If our trip to Egypt taught us one thing, it’s how much we love the desert. When thinking of Egypt, the desert often comes as an afterthought. Initially, images of the iconic pyramids, ancient hieroglyphics, and the winding River Nile come to mind. However, having been on a desert safari through the Fayoum desert, we can attest it’s one of Egypt’s hidden treasures. Here is a closer look at our journey away from the hustle and bustle of Cairo and into the serene Fayoum desert.
The Peaceful & Serene Desert Landscape
There is something intrinsically peaceful about the landscape of the Fayoum desert. And it is far from the typical sandy planes you’d expect – it is an oasis of life and nature. This is what gives the Fayoum desert the nickname of the “Garden of Egypt.” You’re met with a never-ending stretch of golden sand spread far to the horizon, where it meets the brilliant blue skies. Among the golden yellow are patches of green as tufts of grass rise from the sand. There are also many magical lakes, with the Fayoum Depression taking center stage. The lake connects to the River Nile through an extensive canal network. These waters act as an oasis and sanctuary for migratory birds traveling south.
The landscape is truly breath-taking and serene. While on our desert safari, our problems melted away under the hot Egyptian sun. The impact was profound. It was as if the desert were all there is and all that mattered. Its contrast with the Egyptian cities arguably enhances the tranquillity of the landscape. Despite only being a few hours southwest, it feels like a million miles from the chaotic and noisy Cario.
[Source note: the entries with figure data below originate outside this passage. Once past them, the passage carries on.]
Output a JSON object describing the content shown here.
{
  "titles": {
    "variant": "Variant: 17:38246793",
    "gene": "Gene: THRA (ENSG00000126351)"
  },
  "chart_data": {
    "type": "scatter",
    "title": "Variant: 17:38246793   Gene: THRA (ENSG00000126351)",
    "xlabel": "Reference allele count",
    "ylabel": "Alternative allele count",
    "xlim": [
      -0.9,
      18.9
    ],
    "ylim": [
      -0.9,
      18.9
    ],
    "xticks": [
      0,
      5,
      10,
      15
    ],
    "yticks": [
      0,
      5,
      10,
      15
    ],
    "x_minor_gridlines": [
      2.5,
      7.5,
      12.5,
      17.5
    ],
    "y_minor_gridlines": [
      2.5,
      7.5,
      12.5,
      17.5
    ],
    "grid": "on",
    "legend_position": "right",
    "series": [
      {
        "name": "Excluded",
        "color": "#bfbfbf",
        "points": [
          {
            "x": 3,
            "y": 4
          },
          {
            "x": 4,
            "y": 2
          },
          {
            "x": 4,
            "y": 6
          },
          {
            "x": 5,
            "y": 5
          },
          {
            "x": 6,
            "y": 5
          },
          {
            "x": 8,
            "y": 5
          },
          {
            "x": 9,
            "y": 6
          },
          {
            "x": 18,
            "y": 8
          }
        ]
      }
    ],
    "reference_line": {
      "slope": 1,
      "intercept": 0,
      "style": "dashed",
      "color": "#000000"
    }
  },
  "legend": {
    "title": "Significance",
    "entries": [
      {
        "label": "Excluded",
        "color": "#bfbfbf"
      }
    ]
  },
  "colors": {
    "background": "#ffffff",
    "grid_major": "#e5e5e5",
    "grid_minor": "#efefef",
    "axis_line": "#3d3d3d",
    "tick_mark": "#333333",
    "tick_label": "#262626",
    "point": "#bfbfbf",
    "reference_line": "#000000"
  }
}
Archaeological Sites Among the Wildlife
Scattered among the sand are several Ancient Egyptian ruins, adding depth and feeling to the landscape. On the lake’s western side lies the Qasr Qarun Temple dedicated to Sobek, the crocodile god. There are also remains of four groups of Egyptian pyramids towering above the landscape. We were sad to see these were in poor shape on our desert safari, having collapsed during ancient times. Their poor condition is because of the less substantial building techniques used during this era. However, Meidum is worth a visit, being Egypt’s first straight-sided pyramid.
We also came across an old ruin remnant of the trans-Saharan gold trade. Between the seventh and eleventh centuries, trade routes linked the Mediterranean and sub-Saharan economies that traded gold for salt. The demand for gold continued to increase, especially in north Islamic states. This led to Ghana being referred to as the “Land of Gold” before losing its domination in the twelfth century. During the Mali Empire, the trade route expanded across Egypt, passing through Cario and ending in Egypt’s interior. This second trade route grew in popularity and is responsible for the Egyptian influence on Western Sudan.
Egypt’s Fossilized Forest & Geological Diversity
Egypt’s desert landscape has unique geology comprised of several layers of rock. The majority of the surface of modern Egypt is made from limestone, below which lies a sandstone layer. These two layers of stone are what Egyptians utilize when building their infamous ancient temples and pyramids. Alongside the stone, there are also layers of sand, gravel, and mud with a thickness of 70-100 meters. And within these layers are thousands of fossils. These fossils tell a story of an understated ancient forest that traces back to the Oligocene geologic epoch.
This natural heritage area is the Hill of Wood or Gabal Al-Khashab, and it is an archaeological hotspot. Today, environmentalists have successfully put this 30-million-year-old fossilized forest under government protection. While on our desert safari, we came across several stems and tree trunks that are completely fossilized. Alongside the petrified wood, there are also fossils of mammals, plants, flowers, and fruit from essentially all geological periods. It is an undeniable must-see for any traveler.